Under section 183 of the Telecommunications and Broadcasting Act, telecom operators must retain certain data for the first 12 months in systems that allow real-time consultation and delivery to the competent authorities through electronic means. The data includes:
- the name or corporate name and address of the subscriber;
- the type of communication service, messaging or multimedia services
- data necessary to trace and identify the original and destination of mobile telephone communications, including the destination number and whether the line is the subject of a contract or tariff plan or is prepaid;
- data necessary to determine the date, time and duration of the communication, as well as the messaging or multimedia service;
- the date and time of the first activation of the service and the location label (cell identifier) ​​since the service was activated;
- identification and technical characteristics of the devices, including the international equipment and subscriber identity codes (where applicable); and
- the digital location of the geographical positioning of telephone lines.
At the end of the 12 months, the operator must keep the data for an additional 12 months in electronic storage systems. During this time, information must be delivered to the competent authorities within 48 hours.
It reported that all processing and storage systems used by operators and authorised persons in this regard must be located exclusively in Mexico; however, this is not clear from the regulatory text.
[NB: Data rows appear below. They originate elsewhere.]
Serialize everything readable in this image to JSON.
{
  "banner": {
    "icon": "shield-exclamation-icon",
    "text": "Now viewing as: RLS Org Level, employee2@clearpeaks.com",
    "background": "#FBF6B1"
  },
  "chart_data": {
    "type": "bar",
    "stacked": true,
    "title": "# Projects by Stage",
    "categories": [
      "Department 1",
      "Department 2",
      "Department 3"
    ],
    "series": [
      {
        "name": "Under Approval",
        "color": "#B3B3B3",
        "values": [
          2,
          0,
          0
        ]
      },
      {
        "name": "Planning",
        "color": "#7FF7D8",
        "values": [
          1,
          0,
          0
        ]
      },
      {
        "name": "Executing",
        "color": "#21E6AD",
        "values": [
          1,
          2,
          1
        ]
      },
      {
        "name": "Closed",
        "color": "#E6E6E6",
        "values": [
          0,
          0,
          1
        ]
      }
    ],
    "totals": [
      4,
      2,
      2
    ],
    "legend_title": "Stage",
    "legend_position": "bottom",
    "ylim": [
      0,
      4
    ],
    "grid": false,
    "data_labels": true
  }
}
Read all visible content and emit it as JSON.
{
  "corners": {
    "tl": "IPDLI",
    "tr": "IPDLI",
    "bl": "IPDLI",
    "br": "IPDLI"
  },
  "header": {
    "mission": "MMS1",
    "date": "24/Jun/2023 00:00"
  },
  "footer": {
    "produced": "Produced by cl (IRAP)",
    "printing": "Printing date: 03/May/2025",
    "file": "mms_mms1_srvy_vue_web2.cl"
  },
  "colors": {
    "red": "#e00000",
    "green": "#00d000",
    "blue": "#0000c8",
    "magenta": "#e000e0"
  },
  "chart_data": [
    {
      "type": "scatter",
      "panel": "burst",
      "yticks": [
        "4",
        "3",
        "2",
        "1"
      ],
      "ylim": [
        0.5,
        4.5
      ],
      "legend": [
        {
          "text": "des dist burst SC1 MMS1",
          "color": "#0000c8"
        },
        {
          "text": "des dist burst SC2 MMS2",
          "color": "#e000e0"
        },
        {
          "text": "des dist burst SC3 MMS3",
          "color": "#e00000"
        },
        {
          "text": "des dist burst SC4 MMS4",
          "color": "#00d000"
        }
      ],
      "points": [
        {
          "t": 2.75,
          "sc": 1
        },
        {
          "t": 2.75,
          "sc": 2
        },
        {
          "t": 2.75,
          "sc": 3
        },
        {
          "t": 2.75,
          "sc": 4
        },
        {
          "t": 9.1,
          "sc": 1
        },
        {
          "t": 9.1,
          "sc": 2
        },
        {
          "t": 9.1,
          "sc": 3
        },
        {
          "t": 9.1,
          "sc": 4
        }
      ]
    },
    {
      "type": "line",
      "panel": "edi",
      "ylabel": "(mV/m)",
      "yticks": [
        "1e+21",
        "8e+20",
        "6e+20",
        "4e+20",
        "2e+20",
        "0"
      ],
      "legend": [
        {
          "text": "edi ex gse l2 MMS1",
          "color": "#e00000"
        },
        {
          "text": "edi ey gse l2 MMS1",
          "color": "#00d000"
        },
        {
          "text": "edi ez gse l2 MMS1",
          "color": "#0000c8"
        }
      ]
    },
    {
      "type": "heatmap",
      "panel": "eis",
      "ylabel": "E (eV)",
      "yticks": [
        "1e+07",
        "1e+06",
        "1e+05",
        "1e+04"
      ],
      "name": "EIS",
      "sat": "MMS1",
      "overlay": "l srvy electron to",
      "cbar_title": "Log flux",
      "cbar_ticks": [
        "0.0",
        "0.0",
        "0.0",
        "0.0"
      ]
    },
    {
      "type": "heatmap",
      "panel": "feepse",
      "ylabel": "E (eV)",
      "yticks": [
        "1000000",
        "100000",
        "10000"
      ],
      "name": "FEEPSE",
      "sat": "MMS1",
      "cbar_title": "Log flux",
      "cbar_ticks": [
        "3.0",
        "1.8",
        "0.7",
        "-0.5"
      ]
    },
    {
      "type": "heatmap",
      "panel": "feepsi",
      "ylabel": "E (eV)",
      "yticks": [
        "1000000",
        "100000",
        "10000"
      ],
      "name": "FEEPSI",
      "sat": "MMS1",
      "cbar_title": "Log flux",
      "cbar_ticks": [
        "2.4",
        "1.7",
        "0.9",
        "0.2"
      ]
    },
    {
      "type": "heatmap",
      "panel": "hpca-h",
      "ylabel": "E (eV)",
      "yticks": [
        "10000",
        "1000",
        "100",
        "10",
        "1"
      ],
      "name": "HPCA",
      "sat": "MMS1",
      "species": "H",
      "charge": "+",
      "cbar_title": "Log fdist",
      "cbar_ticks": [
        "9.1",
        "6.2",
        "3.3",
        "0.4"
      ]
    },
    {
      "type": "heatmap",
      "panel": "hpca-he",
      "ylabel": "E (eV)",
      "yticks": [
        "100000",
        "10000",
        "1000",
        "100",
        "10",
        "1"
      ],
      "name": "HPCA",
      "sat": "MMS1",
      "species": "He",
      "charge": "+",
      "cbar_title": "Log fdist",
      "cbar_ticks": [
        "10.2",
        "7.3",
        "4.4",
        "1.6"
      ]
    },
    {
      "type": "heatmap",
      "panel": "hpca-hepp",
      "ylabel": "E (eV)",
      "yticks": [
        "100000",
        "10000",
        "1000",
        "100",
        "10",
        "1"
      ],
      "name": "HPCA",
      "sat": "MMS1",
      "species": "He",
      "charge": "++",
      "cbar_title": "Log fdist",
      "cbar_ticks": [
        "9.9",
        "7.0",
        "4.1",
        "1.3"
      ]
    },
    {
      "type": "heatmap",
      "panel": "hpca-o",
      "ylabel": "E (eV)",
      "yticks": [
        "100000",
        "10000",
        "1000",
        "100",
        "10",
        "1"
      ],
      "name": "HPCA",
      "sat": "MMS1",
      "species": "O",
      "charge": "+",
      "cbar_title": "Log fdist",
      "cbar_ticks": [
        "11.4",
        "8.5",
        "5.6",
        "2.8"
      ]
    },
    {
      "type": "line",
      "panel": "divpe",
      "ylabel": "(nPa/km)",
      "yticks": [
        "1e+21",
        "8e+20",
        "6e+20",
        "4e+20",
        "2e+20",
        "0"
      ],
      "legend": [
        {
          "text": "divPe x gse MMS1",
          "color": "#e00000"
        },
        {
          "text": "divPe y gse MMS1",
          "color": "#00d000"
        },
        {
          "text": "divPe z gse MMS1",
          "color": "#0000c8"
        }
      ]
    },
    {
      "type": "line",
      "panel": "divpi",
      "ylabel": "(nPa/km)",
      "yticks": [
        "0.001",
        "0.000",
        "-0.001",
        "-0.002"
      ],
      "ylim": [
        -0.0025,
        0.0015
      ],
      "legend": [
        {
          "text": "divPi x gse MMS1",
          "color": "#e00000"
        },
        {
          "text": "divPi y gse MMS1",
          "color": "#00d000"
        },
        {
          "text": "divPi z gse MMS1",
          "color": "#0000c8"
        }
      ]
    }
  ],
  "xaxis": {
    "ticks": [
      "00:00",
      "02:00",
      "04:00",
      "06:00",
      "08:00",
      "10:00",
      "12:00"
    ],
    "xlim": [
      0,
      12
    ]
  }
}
It is reported that copyright enforcement in Mexico remains insufficient in the online environment. Stakeholders indicate that Mexico continues to experience high levels of infringement through multiple channels, including unauthorised streaming services, peer-to-peer networks, direct-download sites, stream-ripping, circumvention tools for video games and consoles, and the distribution of infringing content via physical media. As internet access expands, online piracy is reported to be increasing, and stakeholders have characterised Mexico as a significant market for music and video game piracy. Stakeholders also continue to report notable levels of piracy facilitated by illicit streaming devices and unauthorised Internet Protocol television (IPTV) applications.